Out of 10,000 sources covering about 3,200 public water systems, 53 sources in the state recently reported having MTBE levels of more than 5 micrograms per liter (ug/L), which is the state's taste and odor standard, or secondary maximum contaminant level (MCL). MTBE's primary MCL, or the level at which a health impact is possible, is 13 ug/L. Detections greater than 13 ug/L have been reported in 23 sources, covering 11 counties. The findings </secure/data_extra/dir_03/epa2002_2933.pdf> update a list of MTBE detection levels taken over the last seven years.
"When you look at it as a whole, there's not that many sources directly impacted, at least in terms of public water system reports to us," says a DHS source. "That does not mean there is not a lot of MTBE sitting out there in shallow groundwater or contaminating . . . soils -- there still may be the potential for further contamination."
A 1998 UST-upgrade law and subsequent UST regulations have helped to significantly reduce the amount of MTBE detected in water wells and groundwater, according to officials. "I think, in part, aggressive programs by regional boards, the state Water Resources Control Board and the UST program made the difference," says a source. Cleanups of MTBE contamination also prevented spread to domestic wells, the source says. "I think the regulatory process is working."

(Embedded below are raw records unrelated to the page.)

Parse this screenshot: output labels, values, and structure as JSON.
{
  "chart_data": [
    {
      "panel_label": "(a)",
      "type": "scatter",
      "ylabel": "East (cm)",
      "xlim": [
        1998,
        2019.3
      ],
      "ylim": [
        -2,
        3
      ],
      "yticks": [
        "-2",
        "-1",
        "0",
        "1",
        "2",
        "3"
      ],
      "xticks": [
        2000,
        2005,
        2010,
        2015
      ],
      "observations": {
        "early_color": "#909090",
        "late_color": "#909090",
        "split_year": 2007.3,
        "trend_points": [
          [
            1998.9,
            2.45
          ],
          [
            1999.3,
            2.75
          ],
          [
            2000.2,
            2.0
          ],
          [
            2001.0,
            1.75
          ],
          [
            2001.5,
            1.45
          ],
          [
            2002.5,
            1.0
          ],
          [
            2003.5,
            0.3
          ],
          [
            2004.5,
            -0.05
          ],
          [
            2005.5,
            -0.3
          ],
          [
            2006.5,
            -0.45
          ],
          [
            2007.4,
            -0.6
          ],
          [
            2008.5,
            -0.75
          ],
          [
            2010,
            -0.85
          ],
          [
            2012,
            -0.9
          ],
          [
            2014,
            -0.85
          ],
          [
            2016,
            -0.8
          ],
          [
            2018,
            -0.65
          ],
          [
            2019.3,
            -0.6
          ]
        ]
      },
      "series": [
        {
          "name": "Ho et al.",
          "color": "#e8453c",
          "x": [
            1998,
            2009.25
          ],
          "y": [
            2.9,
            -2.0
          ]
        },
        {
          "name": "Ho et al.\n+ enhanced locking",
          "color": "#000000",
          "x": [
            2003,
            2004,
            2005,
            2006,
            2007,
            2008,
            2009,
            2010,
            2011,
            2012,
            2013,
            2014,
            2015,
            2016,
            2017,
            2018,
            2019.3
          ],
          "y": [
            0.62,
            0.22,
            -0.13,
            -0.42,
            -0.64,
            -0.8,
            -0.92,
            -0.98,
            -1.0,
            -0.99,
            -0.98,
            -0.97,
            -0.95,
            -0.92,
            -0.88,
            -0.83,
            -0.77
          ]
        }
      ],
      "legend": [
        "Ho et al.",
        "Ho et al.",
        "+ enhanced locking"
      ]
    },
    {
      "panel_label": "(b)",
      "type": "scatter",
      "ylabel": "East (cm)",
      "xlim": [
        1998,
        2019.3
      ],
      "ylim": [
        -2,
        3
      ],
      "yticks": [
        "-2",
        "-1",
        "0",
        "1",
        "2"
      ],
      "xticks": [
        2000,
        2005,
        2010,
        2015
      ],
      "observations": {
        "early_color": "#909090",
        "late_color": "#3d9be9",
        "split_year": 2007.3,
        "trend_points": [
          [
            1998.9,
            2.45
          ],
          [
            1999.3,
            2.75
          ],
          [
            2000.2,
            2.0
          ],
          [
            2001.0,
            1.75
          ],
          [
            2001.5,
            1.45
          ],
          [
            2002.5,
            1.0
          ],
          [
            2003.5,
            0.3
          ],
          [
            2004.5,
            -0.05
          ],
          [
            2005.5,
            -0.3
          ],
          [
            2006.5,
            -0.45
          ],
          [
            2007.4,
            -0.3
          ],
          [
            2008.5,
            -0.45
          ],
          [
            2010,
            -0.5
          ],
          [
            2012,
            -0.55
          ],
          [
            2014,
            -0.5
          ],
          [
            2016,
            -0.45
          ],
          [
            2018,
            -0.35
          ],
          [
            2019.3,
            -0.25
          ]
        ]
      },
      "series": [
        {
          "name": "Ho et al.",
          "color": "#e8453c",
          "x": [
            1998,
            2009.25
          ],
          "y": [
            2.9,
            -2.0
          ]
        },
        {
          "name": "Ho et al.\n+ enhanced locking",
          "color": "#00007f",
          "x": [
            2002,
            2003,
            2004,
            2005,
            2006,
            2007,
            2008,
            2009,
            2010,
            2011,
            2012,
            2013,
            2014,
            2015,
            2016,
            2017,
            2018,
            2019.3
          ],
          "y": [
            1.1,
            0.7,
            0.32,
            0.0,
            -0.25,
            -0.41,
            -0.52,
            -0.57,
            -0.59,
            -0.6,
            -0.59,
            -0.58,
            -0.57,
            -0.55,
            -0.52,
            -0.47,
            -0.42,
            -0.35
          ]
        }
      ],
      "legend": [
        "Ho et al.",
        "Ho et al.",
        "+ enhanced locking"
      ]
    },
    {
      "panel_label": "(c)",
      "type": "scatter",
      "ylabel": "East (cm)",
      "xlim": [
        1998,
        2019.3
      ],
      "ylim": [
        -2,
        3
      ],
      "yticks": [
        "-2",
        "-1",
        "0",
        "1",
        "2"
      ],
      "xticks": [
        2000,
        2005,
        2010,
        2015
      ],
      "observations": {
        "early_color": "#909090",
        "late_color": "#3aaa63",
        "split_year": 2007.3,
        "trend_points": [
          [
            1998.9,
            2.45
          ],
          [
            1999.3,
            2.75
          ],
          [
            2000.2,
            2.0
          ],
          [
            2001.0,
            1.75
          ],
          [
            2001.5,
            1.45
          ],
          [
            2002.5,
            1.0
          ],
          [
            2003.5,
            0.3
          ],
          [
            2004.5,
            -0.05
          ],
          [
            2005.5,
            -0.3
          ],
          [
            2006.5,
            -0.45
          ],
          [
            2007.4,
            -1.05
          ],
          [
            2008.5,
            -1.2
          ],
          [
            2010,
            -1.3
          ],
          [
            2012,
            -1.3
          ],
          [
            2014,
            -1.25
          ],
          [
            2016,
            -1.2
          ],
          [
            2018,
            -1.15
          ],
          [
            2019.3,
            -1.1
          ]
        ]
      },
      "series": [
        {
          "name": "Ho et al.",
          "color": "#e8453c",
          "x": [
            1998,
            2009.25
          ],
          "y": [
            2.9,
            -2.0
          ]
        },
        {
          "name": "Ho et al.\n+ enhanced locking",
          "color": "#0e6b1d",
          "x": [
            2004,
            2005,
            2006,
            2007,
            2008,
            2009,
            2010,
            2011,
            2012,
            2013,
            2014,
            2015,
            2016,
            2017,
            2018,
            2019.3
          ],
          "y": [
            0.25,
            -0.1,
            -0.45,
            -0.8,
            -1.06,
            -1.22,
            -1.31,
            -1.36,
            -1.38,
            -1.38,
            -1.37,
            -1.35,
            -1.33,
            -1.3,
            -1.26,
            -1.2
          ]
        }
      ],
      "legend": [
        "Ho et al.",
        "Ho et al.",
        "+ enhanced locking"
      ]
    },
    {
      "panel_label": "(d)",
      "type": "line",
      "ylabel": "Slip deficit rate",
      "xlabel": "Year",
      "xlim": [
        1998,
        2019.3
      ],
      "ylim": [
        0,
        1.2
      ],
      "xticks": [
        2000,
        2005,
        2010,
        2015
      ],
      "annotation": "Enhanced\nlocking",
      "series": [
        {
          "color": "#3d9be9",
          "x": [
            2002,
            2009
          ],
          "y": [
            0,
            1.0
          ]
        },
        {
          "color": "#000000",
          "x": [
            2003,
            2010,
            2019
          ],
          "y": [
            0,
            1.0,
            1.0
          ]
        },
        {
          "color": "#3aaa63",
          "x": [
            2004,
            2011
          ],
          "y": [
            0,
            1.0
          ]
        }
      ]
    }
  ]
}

If a water agency detects MTBE levels above the 5-ug/L threshold in its supply, it must inform the public of "what the cost is to mitigate the contamination, and then let the customers decide whether they want to assume that cost or accept the water the way it is," says a DHS source. If detections of 13 ug/L or higher are made, water agencies must close the wells and eliminate the MTBE contamination.